Luiz Faro Zéfiro da Silva nasceu e passou quase toda sua
vida na pequena cidade de Brisas do Sul,
no estado de Minas Gerais. Um homem simples, de poucas palavras, trabalhador
rural, cabelos ralos, franzino, olhar distante e sonso, com bem vividos 50 anos
a base de muito repolho, couve-flor, nabo, cebola, maça crua e ovos de galinha
caipira. A personificação da tranqüilidade bucólica do povo mineiro. A noite
depois de seus afazeres no curral da Fazenda Ventania, gostava de sair com os
amigos e ir nos bares de esquina para tomar um pouco de cerveja Caracu, que
estranhamente misturava com Coca-cola para espanto de todos.
Depois de umas e outras
o pacato trabalhador rural transformava-se
no potente Luizoco, o oco mais temido do estado, quiçá do País. Tal alcunha lhe
foi conferida com méritos devido ao potente e sonoro flato que só ele tinha, capaz de fazer estremecer a
terra como um terremoto de grandes proporções e derrubar garrafas das prateleiras dos bares
que freqüentava.
Lá pelas tantas e depois de muita Caracu com Coca, era só
alguém começar, para o coro dos bêbados entoar: .” – Oco Oco Oco solta um
grande aí Luizoco. Oco Oco Oco solta um grande aí Luizoco...”

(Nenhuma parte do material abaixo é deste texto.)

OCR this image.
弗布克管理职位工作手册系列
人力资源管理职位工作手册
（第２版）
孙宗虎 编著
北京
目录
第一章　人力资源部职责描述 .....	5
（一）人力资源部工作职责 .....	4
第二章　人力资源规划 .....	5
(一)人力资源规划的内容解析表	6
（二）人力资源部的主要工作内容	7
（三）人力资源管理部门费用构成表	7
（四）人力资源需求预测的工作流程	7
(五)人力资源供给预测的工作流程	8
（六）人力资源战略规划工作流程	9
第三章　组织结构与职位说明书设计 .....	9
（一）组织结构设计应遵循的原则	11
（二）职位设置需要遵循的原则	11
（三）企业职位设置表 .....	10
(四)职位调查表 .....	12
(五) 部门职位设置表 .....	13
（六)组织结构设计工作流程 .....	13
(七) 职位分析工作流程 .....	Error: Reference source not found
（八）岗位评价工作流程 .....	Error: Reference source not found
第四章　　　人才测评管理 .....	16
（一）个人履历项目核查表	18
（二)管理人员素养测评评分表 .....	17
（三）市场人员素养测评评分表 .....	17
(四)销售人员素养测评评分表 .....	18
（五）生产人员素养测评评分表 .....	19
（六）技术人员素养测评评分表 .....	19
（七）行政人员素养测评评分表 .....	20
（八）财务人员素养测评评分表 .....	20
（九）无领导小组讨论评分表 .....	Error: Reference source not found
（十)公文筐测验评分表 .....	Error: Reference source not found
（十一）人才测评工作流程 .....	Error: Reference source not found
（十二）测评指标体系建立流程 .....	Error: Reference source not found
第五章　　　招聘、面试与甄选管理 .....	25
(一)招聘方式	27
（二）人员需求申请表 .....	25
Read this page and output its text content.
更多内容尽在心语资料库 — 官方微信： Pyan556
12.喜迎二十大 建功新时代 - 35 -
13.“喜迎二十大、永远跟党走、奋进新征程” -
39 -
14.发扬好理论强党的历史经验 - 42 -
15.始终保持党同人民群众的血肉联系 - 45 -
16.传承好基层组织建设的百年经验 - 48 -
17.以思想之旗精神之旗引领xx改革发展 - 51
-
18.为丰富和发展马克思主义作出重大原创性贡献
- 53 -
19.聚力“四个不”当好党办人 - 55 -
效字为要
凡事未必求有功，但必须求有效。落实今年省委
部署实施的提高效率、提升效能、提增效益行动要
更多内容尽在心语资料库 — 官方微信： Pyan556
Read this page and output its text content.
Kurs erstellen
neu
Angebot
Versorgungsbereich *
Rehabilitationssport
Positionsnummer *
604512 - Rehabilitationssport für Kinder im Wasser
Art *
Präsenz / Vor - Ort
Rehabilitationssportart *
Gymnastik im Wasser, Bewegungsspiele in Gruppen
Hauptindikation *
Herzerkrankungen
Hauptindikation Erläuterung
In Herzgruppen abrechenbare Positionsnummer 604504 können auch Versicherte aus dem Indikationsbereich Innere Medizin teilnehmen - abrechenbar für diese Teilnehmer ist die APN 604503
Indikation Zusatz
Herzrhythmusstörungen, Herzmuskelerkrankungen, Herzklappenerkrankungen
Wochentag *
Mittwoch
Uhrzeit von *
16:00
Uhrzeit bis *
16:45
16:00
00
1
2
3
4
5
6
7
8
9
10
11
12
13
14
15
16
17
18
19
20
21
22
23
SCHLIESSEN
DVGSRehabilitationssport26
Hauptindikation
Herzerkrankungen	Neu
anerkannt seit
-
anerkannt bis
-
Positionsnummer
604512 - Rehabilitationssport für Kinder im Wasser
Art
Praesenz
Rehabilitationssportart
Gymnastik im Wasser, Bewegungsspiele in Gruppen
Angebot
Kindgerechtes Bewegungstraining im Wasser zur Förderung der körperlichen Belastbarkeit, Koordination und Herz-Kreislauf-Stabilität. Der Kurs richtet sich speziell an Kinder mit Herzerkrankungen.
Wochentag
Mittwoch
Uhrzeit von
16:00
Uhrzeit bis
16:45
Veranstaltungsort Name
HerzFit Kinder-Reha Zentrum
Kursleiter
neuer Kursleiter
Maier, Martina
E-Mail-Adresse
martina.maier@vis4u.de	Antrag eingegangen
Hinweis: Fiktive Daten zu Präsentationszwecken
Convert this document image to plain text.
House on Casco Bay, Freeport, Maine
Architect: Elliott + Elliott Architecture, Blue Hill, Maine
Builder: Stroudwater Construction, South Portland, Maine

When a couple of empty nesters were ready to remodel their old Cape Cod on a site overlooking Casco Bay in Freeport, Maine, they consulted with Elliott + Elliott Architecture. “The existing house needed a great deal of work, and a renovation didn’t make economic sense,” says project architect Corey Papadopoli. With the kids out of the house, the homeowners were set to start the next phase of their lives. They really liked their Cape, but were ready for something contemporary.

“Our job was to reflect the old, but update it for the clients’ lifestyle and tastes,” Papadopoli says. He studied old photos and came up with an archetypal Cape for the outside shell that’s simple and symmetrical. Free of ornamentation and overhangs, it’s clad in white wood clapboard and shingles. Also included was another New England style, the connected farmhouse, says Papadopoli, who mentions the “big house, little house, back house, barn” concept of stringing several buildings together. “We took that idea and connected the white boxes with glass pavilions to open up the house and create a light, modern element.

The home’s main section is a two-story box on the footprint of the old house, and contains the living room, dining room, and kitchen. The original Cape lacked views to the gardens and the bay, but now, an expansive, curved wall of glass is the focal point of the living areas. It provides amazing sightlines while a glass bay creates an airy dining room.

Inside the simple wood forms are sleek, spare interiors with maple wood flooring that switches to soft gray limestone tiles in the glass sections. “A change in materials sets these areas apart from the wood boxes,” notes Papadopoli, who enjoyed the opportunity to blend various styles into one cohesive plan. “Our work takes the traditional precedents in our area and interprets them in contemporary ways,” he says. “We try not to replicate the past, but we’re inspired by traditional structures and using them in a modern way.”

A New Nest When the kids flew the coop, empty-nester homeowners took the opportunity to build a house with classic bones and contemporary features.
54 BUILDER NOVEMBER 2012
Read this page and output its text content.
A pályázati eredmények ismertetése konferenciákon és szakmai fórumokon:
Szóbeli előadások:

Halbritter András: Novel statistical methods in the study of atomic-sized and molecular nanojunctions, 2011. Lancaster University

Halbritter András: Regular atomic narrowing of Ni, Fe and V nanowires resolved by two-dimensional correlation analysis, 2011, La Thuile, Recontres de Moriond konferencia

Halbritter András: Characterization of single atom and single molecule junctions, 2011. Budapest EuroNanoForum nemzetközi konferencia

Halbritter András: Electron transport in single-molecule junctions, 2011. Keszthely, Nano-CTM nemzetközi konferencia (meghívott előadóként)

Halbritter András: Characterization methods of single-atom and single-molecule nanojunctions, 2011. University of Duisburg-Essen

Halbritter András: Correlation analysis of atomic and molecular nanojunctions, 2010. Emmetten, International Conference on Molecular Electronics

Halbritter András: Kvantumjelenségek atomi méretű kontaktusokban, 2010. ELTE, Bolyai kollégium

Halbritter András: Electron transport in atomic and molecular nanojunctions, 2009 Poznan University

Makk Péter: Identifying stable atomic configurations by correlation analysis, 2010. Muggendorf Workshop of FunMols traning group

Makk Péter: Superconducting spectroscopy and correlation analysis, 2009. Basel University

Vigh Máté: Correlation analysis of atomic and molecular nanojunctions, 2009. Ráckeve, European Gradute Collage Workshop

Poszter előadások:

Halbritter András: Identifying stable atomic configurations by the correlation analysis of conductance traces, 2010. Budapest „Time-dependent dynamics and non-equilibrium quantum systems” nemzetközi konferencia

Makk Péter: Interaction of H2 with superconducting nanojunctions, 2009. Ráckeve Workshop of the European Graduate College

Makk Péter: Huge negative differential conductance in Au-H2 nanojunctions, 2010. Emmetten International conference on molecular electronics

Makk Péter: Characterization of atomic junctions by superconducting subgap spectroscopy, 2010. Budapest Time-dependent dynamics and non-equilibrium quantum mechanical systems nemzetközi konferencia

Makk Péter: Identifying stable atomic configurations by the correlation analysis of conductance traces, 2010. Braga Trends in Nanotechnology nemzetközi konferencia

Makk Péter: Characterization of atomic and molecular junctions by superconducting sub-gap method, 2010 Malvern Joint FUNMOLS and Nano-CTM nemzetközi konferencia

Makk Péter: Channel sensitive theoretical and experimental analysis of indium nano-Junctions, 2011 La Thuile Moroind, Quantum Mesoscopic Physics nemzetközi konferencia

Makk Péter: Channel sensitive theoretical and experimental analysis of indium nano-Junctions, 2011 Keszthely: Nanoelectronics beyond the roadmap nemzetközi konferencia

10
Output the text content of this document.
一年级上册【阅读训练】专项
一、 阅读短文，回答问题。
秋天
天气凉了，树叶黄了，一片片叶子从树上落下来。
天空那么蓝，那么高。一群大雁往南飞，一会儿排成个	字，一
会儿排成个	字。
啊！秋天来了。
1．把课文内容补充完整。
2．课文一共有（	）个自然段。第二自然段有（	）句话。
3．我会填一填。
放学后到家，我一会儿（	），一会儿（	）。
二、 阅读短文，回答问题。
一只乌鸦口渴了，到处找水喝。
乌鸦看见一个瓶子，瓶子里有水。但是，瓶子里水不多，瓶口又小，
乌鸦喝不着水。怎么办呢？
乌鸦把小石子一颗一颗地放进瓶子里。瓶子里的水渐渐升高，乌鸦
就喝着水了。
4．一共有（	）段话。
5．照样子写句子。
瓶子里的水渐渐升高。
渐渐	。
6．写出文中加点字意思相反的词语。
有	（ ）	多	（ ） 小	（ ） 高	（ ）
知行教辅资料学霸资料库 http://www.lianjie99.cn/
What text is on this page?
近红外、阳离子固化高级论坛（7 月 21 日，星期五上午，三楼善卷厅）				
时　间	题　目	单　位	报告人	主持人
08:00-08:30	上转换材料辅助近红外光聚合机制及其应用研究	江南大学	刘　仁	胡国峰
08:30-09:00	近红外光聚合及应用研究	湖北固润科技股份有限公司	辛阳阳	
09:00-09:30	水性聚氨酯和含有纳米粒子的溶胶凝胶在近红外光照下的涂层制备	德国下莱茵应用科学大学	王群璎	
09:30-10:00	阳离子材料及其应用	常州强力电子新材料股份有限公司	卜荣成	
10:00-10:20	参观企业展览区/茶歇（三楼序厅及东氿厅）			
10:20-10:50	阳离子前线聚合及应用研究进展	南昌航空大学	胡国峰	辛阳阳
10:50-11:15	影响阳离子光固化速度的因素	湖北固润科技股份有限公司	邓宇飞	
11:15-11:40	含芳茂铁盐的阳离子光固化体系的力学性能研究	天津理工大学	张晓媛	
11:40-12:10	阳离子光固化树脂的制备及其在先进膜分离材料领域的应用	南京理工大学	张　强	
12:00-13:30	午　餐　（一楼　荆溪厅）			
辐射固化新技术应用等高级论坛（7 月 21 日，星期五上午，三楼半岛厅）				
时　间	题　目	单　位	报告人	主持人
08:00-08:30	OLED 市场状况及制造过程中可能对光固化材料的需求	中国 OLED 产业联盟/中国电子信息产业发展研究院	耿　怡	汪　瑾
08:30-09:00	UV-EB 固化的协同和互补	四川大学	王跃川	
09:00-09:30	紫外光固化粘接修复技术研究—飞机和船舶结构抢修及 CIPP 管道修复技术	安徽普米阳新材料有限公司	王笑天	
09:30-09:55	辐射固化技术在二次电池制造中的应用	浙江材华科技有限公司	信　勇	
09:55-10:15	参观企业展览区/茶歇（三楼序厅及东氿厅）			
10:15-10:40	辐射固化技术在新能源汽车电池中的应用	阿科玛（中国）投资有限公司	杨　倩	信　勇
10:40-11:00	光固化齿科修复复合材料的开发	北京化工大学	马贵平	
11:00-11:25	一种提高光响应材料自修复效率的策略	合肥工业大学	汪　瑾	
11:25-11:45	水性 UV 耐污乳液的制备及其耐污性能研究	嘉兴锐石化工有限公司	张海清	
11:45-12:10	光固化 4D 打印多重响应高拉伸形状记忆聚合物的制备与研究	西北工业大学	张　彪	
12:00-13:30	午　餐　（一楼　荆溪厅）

E numa performance apoteótica, depois de 30 segundos de
suspense e mistério, Luizoco soltava um persistente peido meteorológico de
trovão acordando os bêbados que a essa altura insistiam em levar um tête a tête
com às mesinhas do bar. Todos alegravam-se e riam admirados de tamanho e
incendiário dom e iam para casa felizes, assim como Luizoco que ia dormir
orgulhoso e satisfeito por poder proporcionar um pouco de alegria às pessoas
sofridas de sua pobre comunidade.
Sua fama espalhava-se como rastro de cobra n,água, desde os
rincões das fazendas mais escondidas da região até chegar ao gabinete do
Prefeito da cidade que, sabendo da fantástica estória e do famoso peido sete
tiros, resolveu tirar proveito eleitoreiro da situação convocando formalmente
Luizoco através de ofício escrito para comparecer a uma reunião urgentíssima e
secreta na Prefeitura;
- Seu Luiz, bons ventos o trazem, satisfação recebê-lo aqui
no gabinete da Prefeitura.
- Parzer é todo meu seu Perfeito.
- Pois bem, sente-se aí que eu vou direto ao assunto que, como o Sr. Sabe, não
sou homem de meias palavras.
- Pois pó sortá homi de Deus, sô todo orvido
- Fiquei sabendo que o Senhor tem um peido queima olho assassino que entoa mais
alto que labareda em canavial ah ah ah é
verdade?
- Se o povo fala quem sou eu pra desdize!!!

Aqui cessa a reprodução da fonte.